O direito à felicidade como estímulo ao desenvolvimento social – welfare state x welfare economic

15/10/2016

Por Naiara Czarnobai Augusto – 15/10/2016

Quem não se recorda de um antigo comercial com um garotinho alegre ao preparar o café da manhã de sua família, dançando e cantando ao som de “Happy day”? A jogada de marketing deu tão certo que atualmente ainda falamos de alguém bem-sucedido e realizado com a expressão “feliz como em um comercial de margarina”.

Tempos se passaram desde aquela campanha publicitária, mas alcançar a felicidade plena, do tipo que aparece na TV, ainda parece ser privilégio de poucos, ainda mais em um país subdesenvolvido como o nosso.

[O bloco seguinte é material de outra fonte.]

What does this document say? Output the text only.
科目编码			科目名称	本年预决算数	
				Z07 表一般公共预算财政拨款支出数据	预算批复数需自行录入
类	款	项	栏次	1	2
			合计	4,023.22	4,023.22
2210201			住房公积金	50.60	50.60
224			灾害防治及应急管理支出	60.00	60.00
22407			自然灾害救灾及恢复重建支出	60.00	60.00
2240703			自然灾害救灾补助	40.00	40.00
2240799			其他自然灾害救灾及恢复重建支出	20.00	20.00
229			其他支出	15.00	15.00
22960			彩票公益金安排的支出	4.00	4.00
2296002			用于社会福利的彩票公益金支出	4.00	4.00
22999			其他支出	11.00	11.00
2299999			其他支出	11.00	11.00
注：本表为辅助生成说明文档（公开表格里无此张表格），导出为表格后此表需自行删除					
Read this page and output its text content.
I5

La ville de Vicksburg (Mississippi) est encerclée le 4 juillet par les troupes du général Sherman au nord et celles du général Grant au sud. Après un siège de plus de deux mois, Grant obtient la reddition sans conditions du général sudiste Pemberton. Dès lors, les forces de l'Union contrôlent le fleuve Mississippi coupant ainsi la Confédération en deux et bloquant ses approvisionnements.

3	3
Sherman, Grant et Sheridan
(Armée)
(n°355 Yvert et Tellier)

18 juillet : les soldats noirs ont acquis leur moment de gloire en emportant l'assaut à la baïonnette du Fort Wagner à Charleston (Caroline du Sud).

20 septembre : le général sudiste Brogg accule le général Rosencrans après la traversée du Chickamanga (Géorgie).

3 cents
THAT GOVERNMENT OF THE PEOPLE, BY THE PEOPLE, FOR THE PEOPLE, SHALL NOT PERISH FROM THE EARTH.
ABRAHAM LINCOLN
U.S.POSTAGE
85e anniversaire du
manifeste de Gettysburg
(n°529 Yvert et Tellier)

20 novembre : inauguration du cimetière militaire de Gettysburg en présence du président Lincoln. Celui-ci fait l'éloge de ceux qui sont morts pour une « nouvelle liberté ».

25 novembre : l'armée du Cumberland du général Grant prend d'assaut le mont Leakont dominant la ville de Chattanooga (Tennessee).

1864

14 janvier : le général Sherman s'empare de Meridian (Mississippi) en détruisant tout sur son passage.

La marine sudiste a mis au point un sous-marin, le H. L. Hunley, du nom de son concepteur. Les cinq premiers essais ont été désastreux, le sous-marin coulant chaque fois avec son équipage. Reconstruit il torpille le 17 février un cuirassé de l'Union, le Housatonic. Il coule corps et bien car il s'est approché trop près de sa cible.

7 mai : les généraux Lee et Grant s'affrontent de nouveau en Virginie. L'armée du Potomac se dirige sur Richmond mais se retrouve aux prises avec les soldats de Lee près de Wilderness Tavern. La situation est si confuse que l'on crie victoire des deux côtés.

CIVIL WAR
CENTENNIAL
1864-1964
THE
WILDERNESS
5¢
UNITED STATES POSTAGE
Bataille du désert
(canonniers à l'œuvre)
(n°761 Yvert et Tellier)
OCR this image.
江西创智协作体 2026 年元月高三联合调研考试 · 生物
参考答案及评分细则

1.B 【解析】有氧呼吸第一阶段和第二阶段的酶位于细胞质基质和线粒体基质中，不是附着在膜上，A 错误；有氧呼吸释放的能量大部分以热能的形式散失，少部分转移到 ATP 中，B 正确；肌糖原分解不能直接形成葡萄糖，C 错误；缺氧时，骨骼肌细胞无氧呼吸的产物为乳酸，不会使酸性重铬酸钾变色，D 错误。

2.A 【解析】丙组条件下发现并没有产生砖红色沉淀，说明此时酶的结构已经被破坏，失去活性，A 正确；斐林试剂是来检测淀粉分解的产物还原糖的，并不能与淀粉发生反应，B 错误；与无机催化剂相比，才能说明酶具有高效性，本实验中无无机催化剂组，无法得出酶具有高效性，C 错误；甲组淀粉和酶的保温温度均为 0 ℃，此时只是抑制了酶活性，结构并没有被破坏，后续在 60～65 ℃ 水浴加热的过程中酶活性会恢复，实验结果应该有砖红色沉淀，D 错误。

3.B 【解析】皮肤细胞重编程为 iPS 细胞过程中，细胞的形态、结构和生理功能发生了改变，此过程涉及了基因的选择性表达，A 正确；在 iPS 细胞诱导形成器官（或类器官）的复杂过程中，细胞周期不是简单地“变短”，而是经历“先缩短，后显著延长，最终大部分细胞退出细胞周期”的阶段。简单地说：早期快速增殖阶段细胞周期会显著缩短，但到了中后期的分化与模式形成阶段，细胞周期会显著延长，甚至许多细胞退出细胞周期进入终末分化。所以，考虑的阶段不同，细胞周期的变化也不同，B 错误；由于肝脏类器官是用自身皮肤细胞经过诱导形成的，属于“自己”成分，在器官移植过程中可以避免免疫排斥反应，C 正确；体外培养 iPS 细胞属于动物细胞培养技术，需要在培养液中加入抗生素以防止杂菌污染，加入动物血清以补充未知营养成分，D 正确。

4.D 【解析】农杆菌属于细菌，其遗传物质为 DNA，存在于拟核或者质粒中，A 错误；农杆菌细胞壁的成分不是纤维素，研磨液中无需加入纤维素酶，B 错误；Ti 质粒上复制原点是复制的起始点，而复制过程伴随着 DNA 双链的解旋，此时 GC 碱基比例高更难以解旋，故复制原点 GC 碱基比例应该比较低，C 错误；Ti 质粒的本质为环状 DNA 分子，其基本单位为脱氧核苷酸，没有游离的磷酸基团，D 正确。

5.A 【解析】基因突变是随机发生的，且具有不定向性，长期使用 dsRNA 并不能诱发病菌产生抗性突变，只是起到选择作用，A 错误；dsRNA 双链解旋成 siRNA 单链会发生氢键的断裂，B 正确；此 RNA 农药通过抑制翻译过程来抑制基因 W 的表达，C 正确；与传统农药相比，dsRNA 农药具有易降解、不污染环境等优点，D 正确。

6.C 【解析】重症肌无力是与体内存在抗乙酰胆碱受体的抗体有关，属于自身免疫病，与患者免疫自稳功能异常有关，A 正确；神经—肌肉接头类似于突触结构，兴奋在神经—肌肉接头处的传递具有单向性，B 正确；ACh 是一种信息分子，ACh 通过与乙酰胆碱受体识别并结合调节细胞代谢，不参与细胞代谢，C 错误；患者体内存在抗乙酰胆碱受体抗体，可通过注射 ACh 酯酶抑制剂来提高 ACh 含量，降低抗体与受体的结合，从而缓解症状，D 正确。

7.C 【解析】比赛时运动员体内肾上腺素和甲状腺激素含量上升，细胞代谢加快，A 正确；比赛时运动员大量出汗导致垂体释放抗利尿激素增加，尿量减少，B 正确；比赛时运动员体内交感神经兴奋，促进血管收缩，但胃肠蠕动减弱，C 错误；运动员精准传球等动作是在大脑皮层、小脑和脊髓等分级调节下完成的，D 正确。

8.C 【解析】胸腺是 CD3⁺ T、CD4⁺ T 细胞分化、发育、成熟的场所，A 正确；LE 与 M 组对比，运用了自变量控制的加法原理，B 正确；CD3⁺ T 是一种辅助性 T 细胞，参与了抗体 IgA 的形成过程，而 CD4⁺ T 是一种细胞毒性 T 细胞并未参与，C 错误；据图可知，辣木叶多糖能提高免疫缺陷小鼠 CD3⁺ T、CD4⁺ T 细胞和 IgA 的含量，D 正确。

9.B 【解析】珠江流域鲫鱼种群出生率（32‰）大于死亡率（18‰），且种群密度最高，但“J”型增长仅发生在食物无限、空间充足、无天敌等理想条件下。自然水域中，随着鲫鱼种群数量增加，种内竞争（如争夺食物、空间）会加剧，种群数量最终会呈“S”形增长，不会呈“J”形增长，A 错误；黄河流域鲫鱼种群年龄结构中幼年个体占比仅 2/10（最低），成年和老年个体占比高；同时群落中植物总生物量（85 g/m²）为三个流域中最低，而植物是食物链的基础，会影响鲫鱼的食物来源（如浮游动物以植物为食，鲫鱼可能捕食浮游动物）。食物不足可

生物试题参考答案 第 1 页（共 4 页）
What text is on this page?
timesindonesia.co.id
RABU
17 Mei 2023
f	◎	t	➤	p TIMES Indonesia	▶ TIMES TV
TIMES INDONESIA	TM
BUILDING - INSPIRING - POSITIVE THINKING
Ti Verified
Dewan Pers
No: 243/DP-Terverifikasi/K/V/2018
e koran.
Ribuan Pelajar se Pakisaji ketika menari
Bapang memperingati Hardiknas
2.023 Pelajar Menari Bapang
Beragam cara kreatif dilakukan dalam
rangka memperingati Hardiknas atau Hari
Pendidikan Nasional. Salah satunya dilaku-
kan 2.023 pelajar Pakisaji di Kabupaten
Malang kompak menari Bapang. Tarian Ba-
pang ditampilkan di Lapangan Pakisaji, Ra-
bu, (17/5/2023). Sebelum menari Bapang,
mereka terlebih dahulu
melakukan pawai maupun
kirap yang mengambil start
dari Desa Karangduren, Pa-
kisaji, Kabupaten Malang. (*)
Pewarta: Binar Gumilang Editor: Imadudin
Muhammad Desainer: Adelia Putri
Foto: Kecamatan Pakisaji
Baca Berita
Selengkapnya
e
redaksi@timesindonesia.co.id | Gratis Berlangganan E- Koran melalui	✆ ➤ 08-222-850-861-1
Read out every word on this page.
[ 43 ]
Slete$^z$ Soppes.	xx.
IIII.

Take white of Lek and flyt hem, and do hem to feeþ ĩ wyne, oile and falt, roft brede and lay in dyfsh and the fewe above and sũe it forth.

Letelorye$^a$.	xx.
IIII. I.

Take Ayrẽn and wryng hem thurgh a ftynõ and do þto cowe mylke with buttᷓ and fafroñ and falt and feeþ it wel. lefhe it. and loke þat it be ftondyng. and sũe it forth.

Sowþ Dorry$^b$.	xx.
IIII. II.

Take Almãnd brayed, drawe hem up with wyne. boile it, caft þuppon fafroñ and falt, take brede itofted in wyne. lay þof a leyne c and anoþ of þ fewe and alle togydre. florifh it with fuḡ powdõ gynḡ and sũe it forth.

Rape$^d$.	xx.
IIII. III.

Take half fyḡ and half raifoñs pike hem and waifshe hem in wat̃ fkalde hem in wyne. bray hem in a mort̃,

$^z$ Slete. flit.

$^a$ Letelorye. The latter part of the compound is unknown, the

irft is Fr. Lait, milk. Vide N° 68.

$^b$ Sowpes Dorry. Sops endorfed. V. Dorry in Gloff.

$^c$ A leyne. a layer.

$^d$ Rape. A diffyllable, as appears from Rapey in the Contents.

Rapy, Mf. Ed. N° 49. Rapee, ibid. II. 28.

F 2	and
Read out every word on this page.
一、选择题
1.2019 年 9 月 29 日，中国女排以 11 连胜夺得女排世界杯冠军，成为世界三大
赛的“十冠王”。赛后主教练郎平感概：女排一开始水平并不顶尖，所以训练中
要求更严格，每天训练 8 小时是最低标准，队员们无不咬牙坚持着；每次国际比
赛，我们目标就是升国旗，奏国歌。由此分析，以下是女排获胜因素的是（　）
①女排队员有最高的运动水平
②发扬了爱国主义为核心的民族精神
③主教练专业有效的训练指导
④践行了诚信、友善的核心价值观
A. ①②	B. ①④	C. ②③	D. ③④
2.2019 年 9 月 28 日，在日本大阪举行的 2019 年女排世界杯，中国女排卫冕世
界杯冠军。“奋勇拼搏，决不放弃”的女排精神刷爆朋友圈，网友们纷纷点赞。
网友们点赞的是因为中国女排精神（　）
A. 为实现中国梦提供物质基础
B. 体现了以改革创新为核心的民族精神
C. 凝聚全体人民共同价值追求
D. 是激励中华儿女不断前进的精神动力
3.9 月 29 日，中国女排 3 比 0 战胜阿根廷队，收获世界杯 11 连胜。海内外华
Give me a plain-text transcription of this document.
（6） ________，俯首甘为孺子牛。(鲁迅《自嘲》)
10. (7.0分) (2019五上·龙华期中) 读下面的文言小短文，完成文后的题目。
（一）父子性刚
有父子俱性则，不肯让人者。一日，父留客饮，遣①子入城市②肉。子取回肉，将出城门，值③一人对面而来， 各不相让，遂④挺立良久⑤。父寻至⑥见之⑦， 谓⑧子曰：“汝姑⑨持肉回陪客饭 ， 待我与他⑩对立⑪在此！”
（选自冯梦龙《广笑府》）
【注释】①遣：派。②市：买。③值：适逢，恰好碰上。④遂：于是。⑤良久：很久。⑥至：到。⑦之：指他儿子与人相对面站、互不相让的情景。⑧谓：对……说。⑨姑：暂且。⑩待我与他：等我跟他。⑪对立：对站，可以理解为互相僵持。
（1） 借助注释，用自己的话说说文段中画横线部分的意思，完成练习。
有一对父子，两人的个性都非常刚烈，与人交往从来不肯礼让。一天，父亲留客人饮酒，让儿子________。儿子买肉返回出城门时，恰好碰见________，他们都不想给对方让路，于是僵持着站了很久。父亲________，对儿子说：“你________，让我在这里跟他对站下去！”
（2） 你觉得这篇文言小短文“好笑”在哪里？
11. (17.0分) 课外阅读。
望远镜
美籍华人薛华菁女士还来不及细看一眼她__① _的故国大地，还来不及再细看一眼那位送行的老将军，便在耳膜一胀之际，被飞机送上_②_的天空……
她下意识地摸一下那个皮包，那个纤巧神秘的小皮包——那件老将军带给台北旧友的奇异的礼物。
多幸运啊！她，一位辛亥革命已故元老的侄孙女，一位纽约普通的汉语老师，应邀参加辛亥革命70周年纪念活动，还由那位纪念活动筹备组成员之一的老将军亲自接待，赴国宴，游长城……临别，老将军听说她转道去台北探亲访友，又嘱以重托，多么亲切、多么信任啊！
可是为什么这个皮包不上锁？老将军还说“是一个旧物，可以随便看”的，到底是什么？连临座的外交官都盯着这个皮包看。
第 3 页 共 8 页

Vivemos na era da comunicação, e as redes sociais nos permitem conhecer a rotina de muitas pessoas, mesmo aquelas com as quais nunca nos encontramos presencialmente. Nas timelines, todos acordam leves e saltitantes, viajam para lugares paradisíacos, estão sempre maquiados e bem vestidos, comemoram todos os dias os louros de casamentos celebrados ao custo de milhares de reais, e seus filhos são tão fofos que poderiam perfeitamente participar da próxima propaganda Johnson & Johnson.

Não importa se a pessoa só seleciona os bons momentos para compartilhar. Você que parece ter uma vida pacata se sente a pior das criaturas. Isto mesmo, um pobre mortal, que não acordou com o cabelo divo como a blogueira de moda, que não tem uma vida de nômade digital como aquele sujeito cheio de estilo, que não viaja seis vezes por ano, e que no café da manhã não tem croissant e uma cesta de flores e frutas da estação.

De uma leitura dos termos de permissões e responsabilidades do Facebook e do Instagram, não se encontra em nenhuma cláusula a obrigatoriedade de só postar fotos lindas e retocadas, daquelas capazes de provocar inveja em todos os contatos. Apesar disso, parece que este conceito de felicidade suprema, extraído de redes sociais, virou um padrão social. Quem não se enquadra, sente-se frustrado e deprimido, como se apenas todos os outros tivessem direito à tal felicidade. Parece que o tal welfare state beneficia todo mundo, menos você.

Além das redes sociais, a vida que não parece muito boa também é impactada pelas crises política e financeira. A promoção não veio, o aumento foi cortado, o Iphone7 está caro demais, o casamento desandou e ainda tem os juros recordes do parcelamento do cartão de crédito. Com o bombardeio de notícias ruins na mídia, a vida parece ser reduzida à insignificância e nenhum estímulo externo se revela capaz de convencer a buscar felicidade.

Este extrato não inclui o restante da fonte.